The types of financial institutions assessed with civil penalties were banks, both domestic and the U.S. branches of foreign banks; securities broker-dealers; money services businesses; and casinos. The most frequent violations were the failure to file suspicious activity reports and currency transaction reports, the failure to implement anti-money laundering programs and customer identification programs, the failure to keep records. The suspicious activities that the penalized financial institutions failed to detect included large cash deposits, including those made through the night deposit box or carried into the bank in paper bags; immediate withdrawals of the cash deposits by wire transfer; transactions structured to avoid recordkeeping or currency transaction reporting requirements; large deposits of sequentially numbered money orders and travelers checks; inconsistencies between the nature of the customer's deposits and the customer's business; substantial account activity by foreign government officials and politically exposed persons; indications of illegal activity on the part of the institution's customers; account activity by persons designated by the Office of Foreign Assets Control as blocked persons under one or more sanctions regime; and transactions involving "shell" companies. The violations frequently were detected through the routine examination of these financial institutions by their Federal functional regulators, such as the Federal Reserve or the Office of the Comptroller of the Currency.

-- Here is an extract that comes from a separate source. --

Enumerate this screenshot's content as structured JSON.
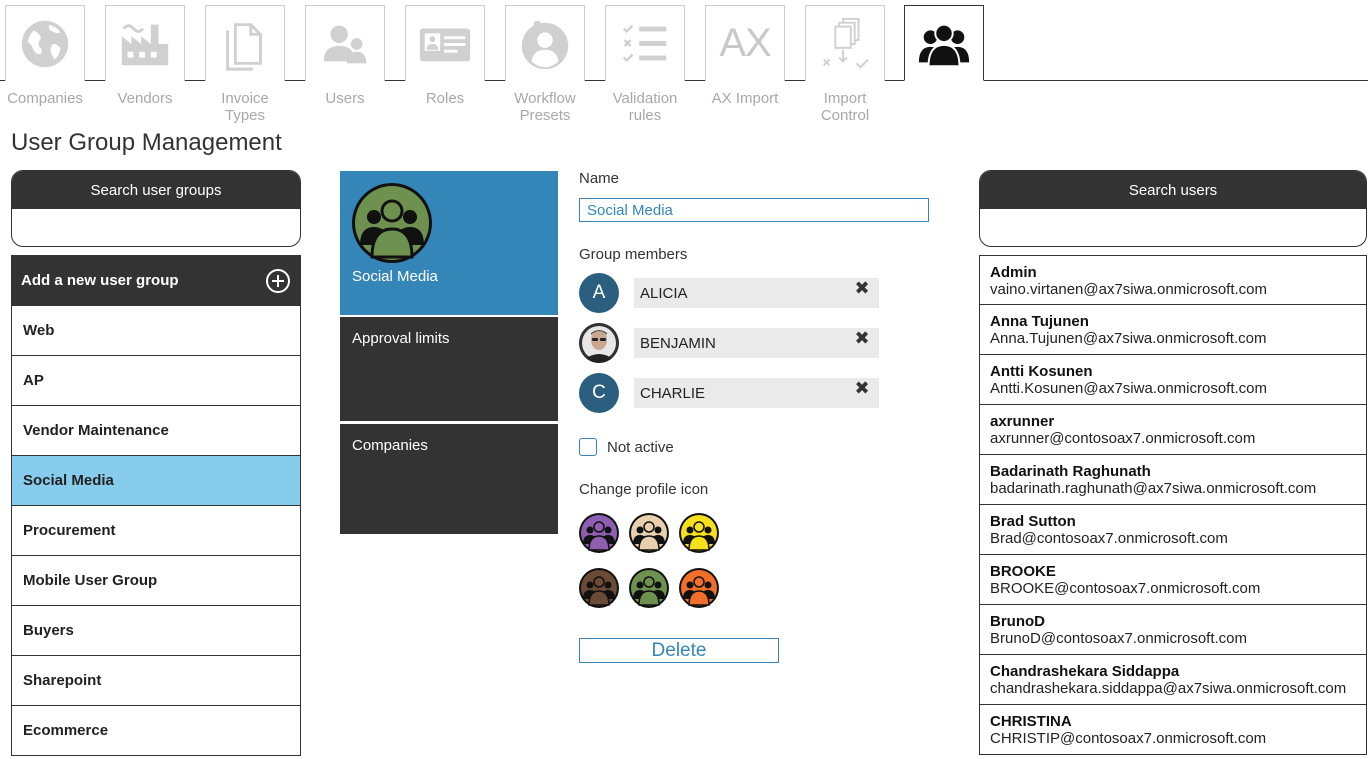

Since the enactment of the Patriot Act five years ago, FinCEN has promulgated regulations with respect to financial institutions it believes pose the most significant risk for money laundering and terrorist financing. These institutions are now in an enforcement climate and would do well to learn from FinCEN's civil penalty assessments to ensure that their compliance programs prevent violations of the law. Other defined financial institutions are currently exempt from FinCEN regulation or are unregulated altogether. Enforcement against these institutions is not now a serious concern. Nevertheless, these institutions should expect FinCEN to repeat its "regulate-then-enforce" approach to its administration of the law and would be well advised to monitor FinCEN's regulatory activities, comment on FinCEN's notices of proposed rulemaking and advanced notices of proposed rulemakings, and be prepared to implement the appropriate compliance programs once the final rules become effective.
Jeffrey M. Telep is Counsel with the International Trade Group of King & Spalding LLP, Washington, DC.